Quick thoughts on the Ukraine crisis

Starting with the premise that I don’t really know much about the history and specificities of Ukraine and Crimea, I think the current crisis is a major test for America – Europe, we know, has long been taken for granted and doesn’t have any “superpower” status, not anymore. In a multipolar world, Putin is saying “I am strong, come and get me” and he is strong and it is going to be very difficult to go and get him without major trouble. Obama has maintained a relatively low-key profile – compared to the previous U.S. Presidents, that is –  in the last foreign policy (non)interventions, see ambiguous positions on Egypt or even Syria. My hope is that Obama’s silent shift to non-interventionism continues and becomes a clearer stance, rather than giving in to the hawks. Having said this, the situation can escalate quite easily.

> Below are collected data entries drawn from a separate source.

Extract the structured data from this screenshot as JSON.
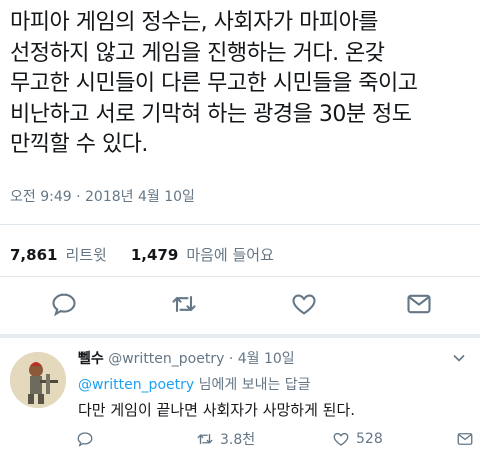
{
  "tweet": {
    "lines": [
      "마피아 게임의 정수는, 사회자가 마피아를",
      "선정하지 않고 게임을 진행하는 거다. 온갖",
      "무고한 시민들이 다른 무고한 시민들을 죽이고",
      "비난하고 서로 기막혀 하는 광경을 30분 정도",
      "만끽할 수 있다."
    ],
    "timestamp": "오전 9:49 · 2018년 4월 10일"
  },
  "stats": {
    "retweets_count": "7,861",
    "retweets_label": "리트윗",
    "likes_count": "1,479",
    "likes_label": "마음에 들어요"
  },
  "actions": {
    "icons": [
      "reply-icon",
      "retweet-icon",
      "like-icon",
      "direct-message-icon"
    ]
  },
  "reply": {
    "name": "뻴수",
    "handle": "@written_poetry",
    "date": "· 4월 10일",
    "reply_to_mention": "@written_poetry",
    "reply_to_suffix": " 님에게 보내는 답글",
    "text": "다만 게임이 끝나면 사회자가 사망하게 된다.",
    "retweet_count": "3.8천",
    "like_count": "528"
  },
  "colors": {
    "text": "#14171a",
    "muted": "#657786",
    "link": "#1da1f2",
    "divider": "#e1e8ed"
  }
}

Beyond the rational planning and chess game of superpowers, it would take as little as a few Ukrainians immolating themselves as patriots in Crimea to produce a domino effect. What’s clear is that we are in a situation where international alliances are ambivalent and shifting, and spontaneous unrest and glitches in the “system” could easily lead to unwanted unplanned disastrous consequences (perhaps not so far-fetched scenarios of World War III).

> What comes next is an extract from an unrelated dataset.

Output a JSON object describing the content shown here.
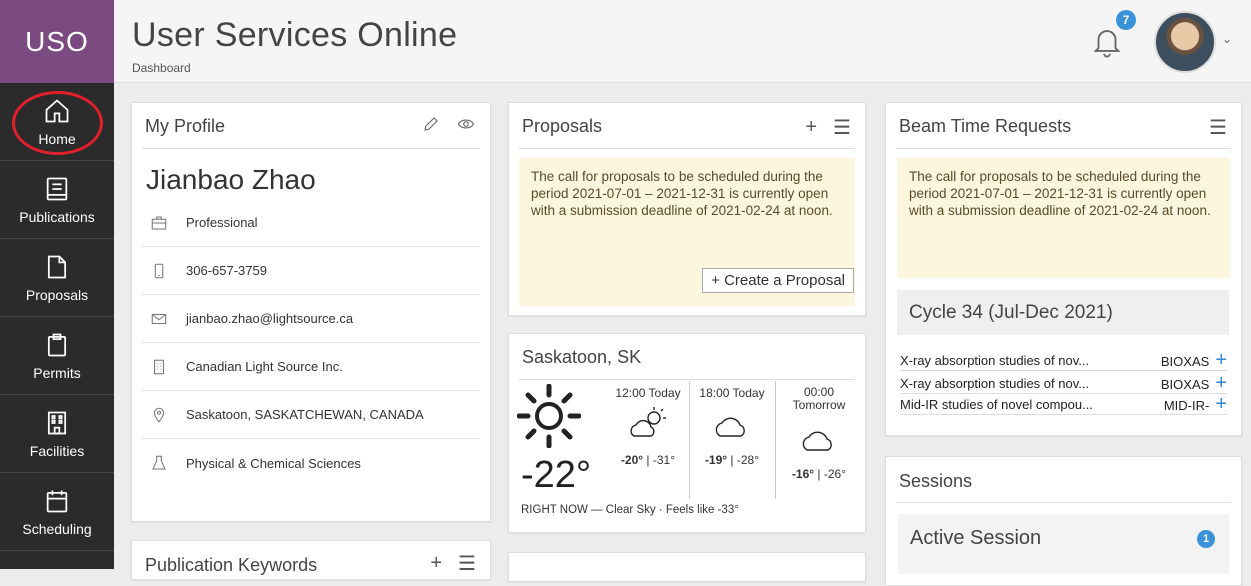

For those who ask “should intervention by NATO and the West be on the agenda if the situation escalates?”, the answer without a doubt should be “NO!”. The question here is not siding with Russian propaganda or U.S./NATO/EU propaganda. It is not a matter of rights and wrongs in the abstract realm of ideology. It is instead about the very real risk that the situation will quickly spiral out of control in a world without clear hegemonic powers that can outdo anybody else, with masses of people hit by a predicament of increasing inequality and poverty ready to channel their discontent at something or someone. When such risks are real, as they are now, the best strategy is de-escalation, no matter what. It is the most principled stand given the potentially catastrophic consequences of intervention.